Most of the morality supplied by Euro-religionists are “rule-based,” like the Ten Commandments, partly because of the difficulty of working through principles like the New Testament “golden rule.” Rules make enforceable bright lines, but principles must be absorbed over time and may, once again, cause individuals to be opposed to their groups. Consider pot, gayness, gambling and so on. All moralities are easily blurred or discarded by intoxication.
Bob Scriver, who for a decade was both a Justice of the Peace and a City Magistrate in Browning, used to say that people will do whatever they can get away with. Part of this is peer pressure -- the “norming” of behavior. If it is considered normal and predictable for people to get violently drunk and for men to be sexual predators, even against children, even their own relatives, then it will be easier to believe that religious celibates are sexually abusive to children. The stories want to say, “these authority figures are no better than myself.” Of course, they are right, but that’s not the point. The point is restraints that prevent behavior that harms the innocent. The attention ought to be on what prevents that, regardless of what social category they belong to. Some years ago a school counselor published a national survey of Indian kids about their drug, alcohol, violence, and sexual habits. Almost immediately the parents got him fired. They had taken personally what were national statistics. People don’t necessarily want to know.

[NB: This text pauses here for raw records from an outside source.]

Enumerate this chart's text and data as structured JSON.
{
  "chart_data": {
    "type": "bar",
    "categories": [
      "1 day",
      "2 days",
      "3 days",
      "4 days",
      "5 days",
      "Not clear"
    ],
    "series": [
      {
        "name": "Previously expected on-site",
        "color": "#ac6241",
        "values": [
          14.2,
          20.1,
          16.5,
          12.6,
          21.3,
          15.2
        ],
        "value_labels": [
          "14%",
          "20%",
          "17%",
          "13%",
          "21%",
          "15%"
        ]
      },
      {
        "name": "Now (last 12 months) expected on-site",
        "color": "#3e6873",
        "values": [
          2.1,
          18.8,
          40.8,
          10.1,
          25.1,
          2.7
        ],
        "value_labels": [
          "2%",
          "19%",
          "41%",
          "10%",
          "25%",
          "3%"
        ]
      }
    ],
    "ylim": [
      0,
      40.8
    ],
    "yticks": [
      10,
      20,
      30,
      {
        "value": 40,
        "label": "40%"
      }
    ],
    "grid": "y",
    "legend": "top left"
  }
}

When waves of gang violence shook one of the communities (may still be doing it, for all I know), everyone said, “Oh, that’s just the way it is here.” Even the priest said there was nothing anyone could do. Most of the solutions anyone can think of are about money and that’s certainly true: in vast lands with few officers, let alone technical support and decent jails, keeping order is expensive. Consider the gas bill when patrolling a reservation fifty miles on a side. Consider the difficulty of mastering the web of two-tracks that connect the homes. Even the well-marked and plowed highways disappear in blizzards. Radios, GPS, computer databases, and vehicle maintenance are expensive. The tribe wants the BIA to pay, the BIA wants the tribe to pay, the FBI . . . ‘nuff said.
Among people who were forbidden to practice their religion or even do beadwork; where 600 people died of starvation one winter because the government never delivered the commodities they were supposed to; where the Blackfeet suffered a grisly massacre of an innocent band by cavalry revenging the murder of Malcolm Clark on what is now the Baucus ranch; where children were kidnapped to force them into schools -- the people learned to be secret and hidden. Pull into a yard in the Sixties and you’d be lucky to see children’s backs disappearing into the nearest coulee or aspen grove.
This serves bad behavior. Get lawyers involved and things become very complicated indeed, but even more about money as the main expression of justice. Among poor people, this is a popular point of view. Darrell Kipp used to say, “The difference between rich people and us is that rich people have money.” The logical next step is to try to get that money. The Cobell settlement checks have been sent. But they are only a settlement for government-embezzled trust funds, the People’s own money. There’s got to be more to it than that.